Eli Lilly has unveiled a new analysis of trial data showing that its experimental Alzheimer’s disease drug donanemab ‘consistently’ slowed cognitive and functional decline.

This ranged between 20%-40% across all secondary endpoints, with nominal statistical significance at ‘multiple times’ compared to placebo, according to the findings, from a secondary analysis of data from the Phase II TRAILBLAZER-ALZ trial.

Lilly also said that further prespecified exploratory analyses showed donanemab slowed the accumulation of tau tangles in the brains of treated patients, and that 40% of participants treated with the drug achieved amyloid negativity as early as six months after starting treatment, with 68% achieving this target by 18 months.

Donanemab targets a modified form of beta amyloid called N3pG. By targeting N3pG, donanemab has been shown to result in high levels of amyloid clearance, according to Lilly.

The secondary analysis follows previously released top-line data showing significant slowing of decline on the integrated Alzheimer’s Disease Rating Scale (iADRS) in patients with early symptomatic Alzheimer’s compared to placebo (the primary endpoint).
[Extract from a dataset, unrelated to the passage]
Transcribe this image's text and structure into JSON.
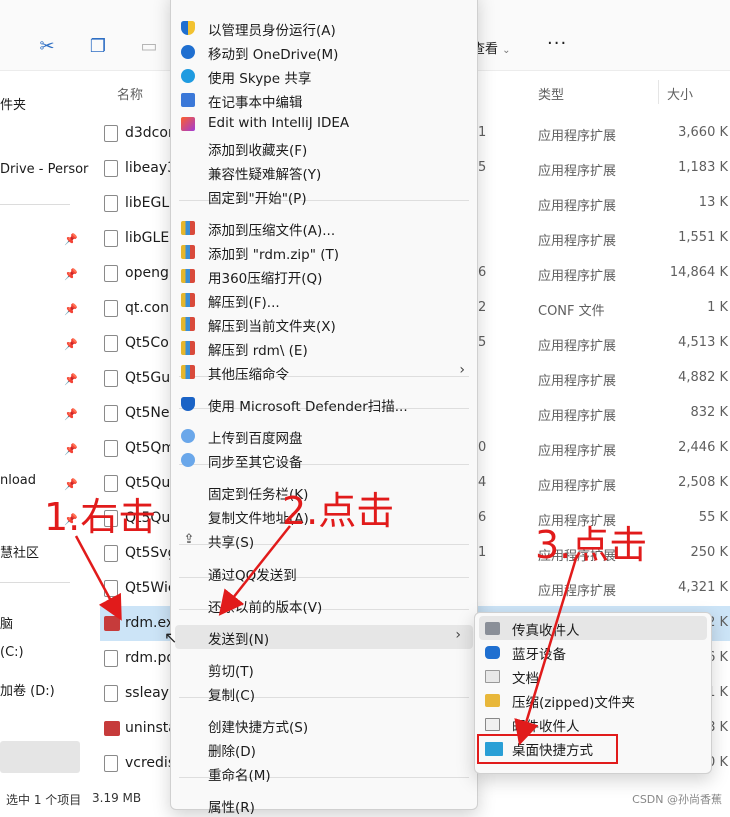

“If these results are confirmed in the larger study now in progress, donanemab could offer the potential for a disease-modifying therapy that can help patients maintain cognitive abilities and their independence longer,” said Howard Fillit, founding executive director and chief science officer of the Alzheimer’s Drug Discovery Foundation, commenting on the findings.

GlaxoSmithKline (GSK) has dosed the first patient in a Phase III trial investigating its long-acting anti-IL-5 monoclonal antibody for the treatment of severe eosinophilic asthma (SEA).
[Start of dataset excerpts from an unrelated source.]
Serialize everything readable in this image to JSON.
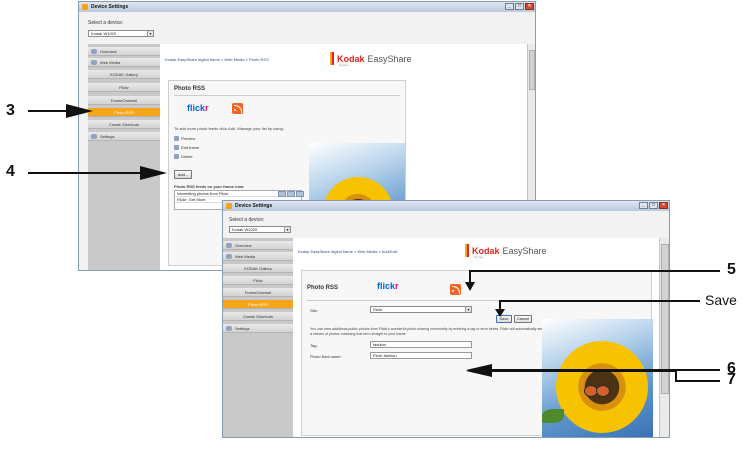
{
  "window1": {
    "title": "Device Settings",
    "select_label": "Select a device:",
    "device_value": "Kodak W1020",
    "nav": [
      {
        "label": "Overview"
      },
      {
        "label": "Web Media"
      },
      {
        "label": "KODAK Gallery"
      },
      {
        "label": "Flickr"
      },
      {
        "label": "FrameChannel"
      },
      {
        "label": "Photo RSS"
      },
      {
        "label": "Create Shortcuts"
      },
      {
        "label": "Settings"
      }
    ],
    "breadcrumb": "Kodak EasyShare digital frame » Web Media » Photo RSS",
    "brand": "Kodak",
    "brand_suffix": "EasyShare",
    "brand_system": "System",
    "panel_title": "Photo RSS",
    "flickr_blue": "flick",
    "flickr_pink": "r",
    "intro": "To add more photo feeds click Add. Manage your list by using:",
    "actions": [
      {
        "label": "Preview"
      },
      {
        "label": "Edit frame"
      },
      {
        "label": "Delete"
      }
    ],
    "add_label": "Add...",
    "feeds_title": "Photo RSS feeds on your frame now:",
    "feeds": [
      {
        "name": "Interesting photos from Flickr"
      },
      {
        "name": "Flickr: Get More"
      }
    ]
  },
  "window2": {
    "title": "Device Settings",
    "select_label": "Select a device:",
    "device_value": "Kodak W1020",
    "nav": [
      {
        "label": "Overview"
      },
      {
        "label": "Web Media"
      },
      {
        "label": "KODAK Gallery"
      },
      {
        "label": "Flickr"
      },
      {
        "label": "FrameChannel"
      },
      {
        "label": "Photo RSS"
      },
      {
        "label": "Create Shortcuts"
      },
      {
        "label": "Settings"
      }
    ],
    "breadcrumb": "Kodak EasyShare digital frame » Web Media » Add/Edit",
    "brand": "Kodak",
    "brand_suffix": "EasyShare",
    "brand_system": "System",
    "panel_title": "Photo RSS",
    "flickr_blue": "flick",
    "flickr_pink": "r",
    "site_label": "Site:",
    "site_value": "Flickr",
    "save_label": "Save",
    "cancel_label": "Cancel",
    "desc": "You can view additional public photos from Flickr's wonderful photo sharing community by entering a tag or term below. Flickr will automatically send a stream of photos matching that term straight to your frame.",
    "tag_label": "Tag:",
    "tag_value": "fashion",
    "feed_label": "Photo feed name:",
    "feed_value": "Flickr fashion"
  },
  "callouts": {
    "c3": "3",
    "c4": "4",
    "c5": "5",
    "c6": "6",
    "c7": "7",
    "save": "Save"
  },
  "colors": {
    "accent": "#f7a51c",
    "brand_red": "#e1261c",
    "flickr_blue": "#0063dc",
    "flickr_pink": "#ff0084"
  }
}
The SWIFT-2 trial is part of a Phase III clinical programme evaluating the safety and efficacy of GSK3511294 (GSK’294), an investigational biologic designed to deliver long-acting suppression of IL-5 in patients with SEA from one injection every six months.
IL-5 is a key cytokine responsible for the proliferation, activation and survival of eosinophils, which plays a role in over 50% of patients with severe asthma, making it a proven target for treatment, according to GSK.
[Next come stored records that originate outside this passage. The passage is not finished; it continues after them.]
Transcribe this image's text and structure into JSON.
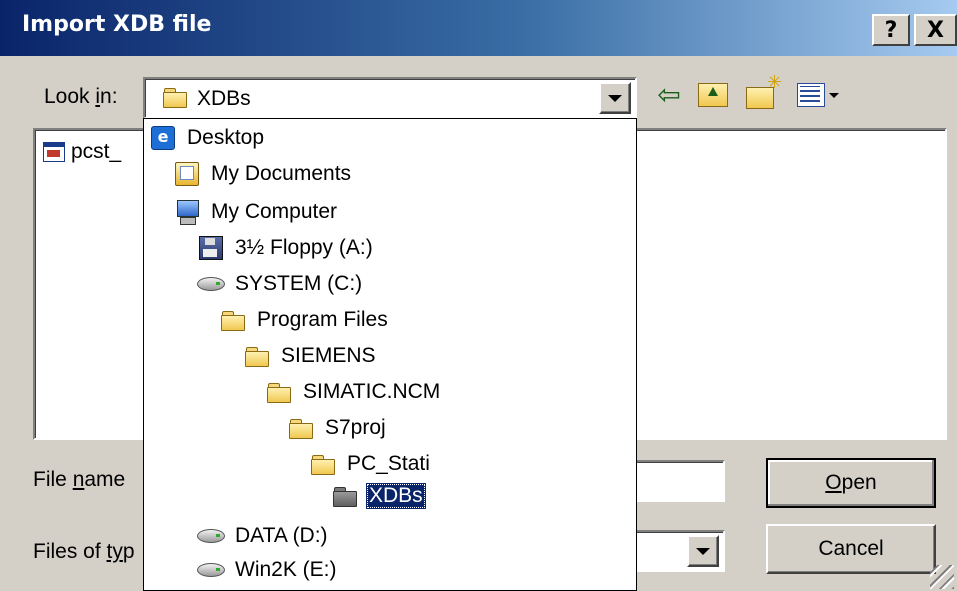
{
  "title": "Import XDB file",
  "caption_buttons": {
    "help": "?",
    "close": "X"
  },
  "look_in": {
    "label_pre": "Look ",
    "label_accel": "i",
    "label_post": "n:",
    "value": "XDBs"
  },
  "file_list": {
    "items": [
      {
        "name": "pcst_"
      }
    ]
  },
  "file_name": {
    "label_pre": "File ",
    "label_accel": "n",
    "label_post": "ame",
    "value": ""
  },
  "files_of_type": {
    "label_pre": "Files of ",
    "label_accel": "ty",
    "label_post": "p",
    "value": ""
  },
  "buttons": {
    "open_accel": "O",
    "open_rest": "pen",
    "cancel": "Cancel"
  },
  "dropdown": {
    "items": [
      {
        "label": "Desktop",
        "icon": "desktop-icon",
        "level": 0,
        "selected": false
      },
      {
        "label": "My Documents",
        "icon": "my-documents-icon",
        "level": 1,
        "selected": false
      },
      {
        "label": "My Computer",
        "icon": "my-computer-icon",
        "level": 1,
        "selected": false
      },
      {
        "label": "3½ Floppy (A:)",
        "icon": "floppy-icon",
        "level": 2,
        "selected": false
      },
      {
        "label": "SYSTEM (C:)",
        "icon": "hard-drive-icon",
        "level": 2,
        "selected": false
      },
      {
        "label": "Program Files",
        "icon": "folder-icon",
        "level": 3,
        "selected": false
      },
      {
        "label": "SIEMENS",
        "icon": "folder-icon",
        "level": 4,
        "selected": false
      },
      {
        "label": "SIMATIC.NCM",
        "icon": "folder-icon",
        "level": 5,
        "selected": false
      },
      {
        "label": "S7proj",
        "icon": "folder-icon",
        "level": 6,
        "selected": false
      },
      {
        "label": "PC_Stati",
        "icon": "folder-icon",
        "level": 7,
        "selected": false
      },
      {
        "label": "XDBs",
        "icon": "open-folder-icon",
        "level": 8,
        "selected": true
      },
      {
        "label": "DATA (D:)",
        "icon": "hard-drive-icon",
        "level": 2,
        "selected": false
      },
      {
        "label": "Win2K (E:)",
        "icon": "hard-drive-icon",
        "level": 2,
        "selected": false
      }
    ]
  },
  "colors": {
    "titlebar_start": "#0a246a",
    "titlebar_end": "#a6caf0",
    "selection": "#0a246a",
    "face": "#d4d0c8"
  }
}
“Around 10% of all asthma patients suffer from the avoidable symptoms of severe eosinophilic asthma and only one in four patients who are eligible for a biologic therapy currently receive one,” said Christopher Corsico, senior vice president development, GSK.

“These patients might benefit from more targeted therapies to better control their condition. We believe GSK’294 could provide another option to these patients that build on the positive impact seen with current anti-IL5 treatments and may also offer the advantage of one subcutaneous injection every six months.”

The Phase III programme for GSK’294 involves three studies and 2,450 patients. SWIFT-1 and SWIFT-2 will assess the therapy in participants with severe uncontrolled asthma with an eosinophilic phenotype, despite standard of care treatment with medium to high dose inhaled corticosteroids as well as one additional controller. NIMBLE will assess whether patients with severe asthma with an eosinophilic phenotype, who are benefiting from mepolizumab or benralizumab treatment, can maintain that benefit when transitioned to GSK’294.